Si la personne qui part est soudain nostalgique, et ne revoit que les bons moments passés avec l’autre, est-ce le signe qu’elle n’est peut-être pas prête pour rompre?
Là, il faut faire une grande différence entre l’amour et l’attachement, ce n’est pas pareil. Les souvenirs que l’on a construits, les images d’instants de bonheur du passé, tout cela est de l’ordre de l’affection, mais ce n’est pas parce que l’on a de l’attachement pour une personne qu’il y a nécessairement de l’amour. Ce n’est pas parce que l’on se sent très attaché à une personne que l’on a envie de faire l’amour avec elle, de vieillir avec elle, d’avoir des projets communs. Cette confusion peut être compliquée à vivre, mais il faut savoir faire la distinction entre les deux et se donner une chance d’aimer et d’être aimé à nouveau, ailleurs.

Au fond, une rupture peut-elle bien se passer si elle est unilatérale?

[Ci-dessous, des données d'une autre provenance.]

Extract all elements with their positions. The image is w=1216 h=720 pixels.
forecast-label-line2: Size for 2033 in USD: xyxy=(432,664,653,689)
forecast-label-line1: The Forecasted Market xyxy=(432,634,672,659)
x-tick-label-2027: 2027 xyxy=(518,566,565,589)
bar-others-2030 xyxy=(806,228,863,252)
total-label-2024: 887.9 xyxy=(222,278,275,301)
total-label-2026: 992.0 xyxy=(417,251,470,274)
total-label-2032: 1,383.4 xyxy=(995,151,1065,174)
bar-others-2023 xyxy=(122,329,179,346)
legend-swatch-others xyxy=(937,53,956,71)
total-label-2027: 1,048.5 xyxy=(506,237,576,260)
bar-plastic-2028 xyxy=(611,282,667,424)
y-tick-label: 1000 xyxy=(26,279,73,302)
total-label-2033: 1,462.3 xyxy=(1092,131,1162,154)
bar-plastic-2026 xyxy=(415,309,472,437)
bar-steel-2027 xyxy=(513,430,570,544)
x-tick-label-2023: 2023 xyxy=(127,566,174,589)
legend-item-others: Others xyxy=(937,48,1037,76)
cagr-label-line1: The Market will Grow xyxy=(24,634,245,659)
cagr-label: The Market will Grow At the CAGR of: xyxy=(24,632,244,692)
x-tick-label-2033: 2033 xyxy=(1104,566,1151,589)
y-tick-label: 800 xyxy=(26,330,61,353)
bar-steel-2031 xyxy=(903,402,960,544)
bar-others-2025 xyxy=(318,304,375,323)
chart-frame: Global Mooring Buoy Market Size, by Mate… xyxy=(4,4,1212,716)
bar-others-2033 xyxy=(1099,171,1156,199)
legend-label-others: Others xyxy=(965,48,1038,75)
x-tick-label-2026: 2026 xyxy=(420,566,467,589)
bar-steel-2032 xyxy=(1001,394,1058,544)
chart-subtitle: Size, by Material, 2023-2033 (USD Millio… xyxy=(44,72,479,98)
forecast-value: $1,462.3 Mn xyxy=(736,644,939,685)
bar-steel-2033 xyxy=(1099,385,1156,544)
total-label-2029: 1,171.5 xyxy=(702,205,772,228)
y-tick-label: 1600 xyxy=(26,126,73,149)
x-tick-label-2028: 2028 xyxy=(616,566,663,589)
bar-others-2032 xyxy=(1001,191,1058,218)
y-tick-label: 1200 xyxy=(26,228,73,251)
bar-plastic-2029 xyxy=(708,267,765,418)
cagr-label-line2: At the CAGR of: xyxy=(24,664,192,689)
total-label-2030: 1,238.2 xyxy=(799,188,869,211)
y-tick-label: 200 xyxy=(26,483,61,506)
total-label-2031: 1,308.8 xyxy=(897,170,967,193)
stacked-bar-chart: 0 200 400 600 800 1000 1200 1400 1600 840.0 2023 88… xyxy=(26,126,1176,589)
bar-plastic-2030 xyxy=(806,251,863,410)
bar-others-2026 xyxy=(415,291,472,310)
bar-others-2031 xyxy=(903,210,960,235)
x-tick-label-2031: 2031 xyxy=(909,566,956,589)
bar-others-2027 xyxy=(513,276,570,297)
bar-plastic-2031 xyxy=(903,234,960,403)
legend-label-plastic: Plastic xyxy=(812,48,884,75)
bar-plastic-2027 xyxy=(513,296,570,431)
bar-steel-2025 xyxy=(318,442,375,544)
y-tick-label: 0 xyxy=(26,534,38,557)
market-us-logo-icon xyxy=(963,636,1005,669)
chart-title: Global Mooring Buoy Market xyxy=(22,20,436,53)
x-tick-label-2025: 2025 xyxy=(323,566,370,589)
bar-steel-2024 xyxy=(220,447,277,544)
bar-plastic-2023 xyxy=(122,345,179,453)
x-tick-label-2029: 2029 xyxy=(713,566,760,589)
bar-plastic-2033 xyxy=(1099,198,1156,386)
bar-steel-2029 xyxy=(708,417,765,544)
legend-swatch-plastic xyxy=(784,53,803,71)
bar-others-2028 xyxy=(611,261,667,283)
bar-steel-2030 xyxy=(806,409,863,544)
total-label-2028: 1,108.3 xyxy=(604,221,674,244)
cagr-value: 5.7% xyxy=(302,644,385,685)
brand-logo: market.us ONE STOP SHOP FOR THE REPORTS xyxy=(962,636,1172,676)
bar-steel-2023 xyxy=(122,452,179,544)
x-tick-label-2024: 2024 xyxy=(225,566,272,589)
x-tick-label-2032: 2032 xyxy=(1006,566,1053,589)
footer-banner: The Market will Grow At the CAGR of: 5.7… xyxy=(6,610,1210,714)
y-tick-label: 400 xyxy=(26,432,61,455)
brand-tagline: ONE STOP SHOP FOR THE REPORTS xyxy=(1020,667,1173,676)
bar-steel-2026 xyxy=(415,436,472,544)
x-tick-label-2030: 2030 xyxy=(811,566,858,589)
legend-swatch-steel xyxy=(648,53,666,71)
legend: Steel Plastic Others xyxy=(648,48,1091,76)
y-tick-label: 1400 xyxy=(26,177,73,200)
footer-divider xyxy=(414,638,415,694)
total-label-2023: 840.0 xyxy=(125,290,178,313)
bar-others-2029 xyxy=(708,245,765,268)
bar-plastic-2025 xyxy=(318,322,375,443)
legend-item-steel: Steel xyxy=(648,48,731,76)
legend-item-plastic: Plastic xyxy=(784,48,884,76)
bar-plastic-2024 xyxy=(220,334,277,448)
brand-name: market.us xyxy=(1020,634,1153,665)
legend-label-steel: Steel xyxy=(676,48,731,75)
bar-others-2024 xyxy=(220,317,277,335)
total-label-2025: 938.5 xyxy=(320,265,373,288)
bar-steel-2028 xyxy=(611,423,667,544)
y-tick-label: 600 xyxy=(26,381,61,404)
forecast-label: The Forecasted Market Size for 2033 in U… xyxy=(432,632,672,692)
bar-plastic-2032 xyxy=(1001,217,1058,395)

Si, pour l’autre, la séparation n’était pas du tout une option, la rupture se révèle un vécu très douloureux, quoi qu’on fasse. On pose une décision qui va faire souffrir celui ou celle que l’on a aimé, et aussi nous faire souffrir, car on se coupe de beaucoup de choses, on met un terme à un chapitre de notre vie, avec une tonalité de deuil, même quand on part pour quelqu’un d’autre. Néanmoins, quelque temps après la reconstruction, lorsqu’elle noue une nouvelle idylle, la personne quittée se rend alors compte que cet événement a eu des effets positifs, en lui permettant de vivre d’autres moments tellement beaux, qui valaient eux aussi la peine d’être vécus. L’autre peut finalement avoir envie de dire merci, et ne reviendrait en arrière pour rien au monde.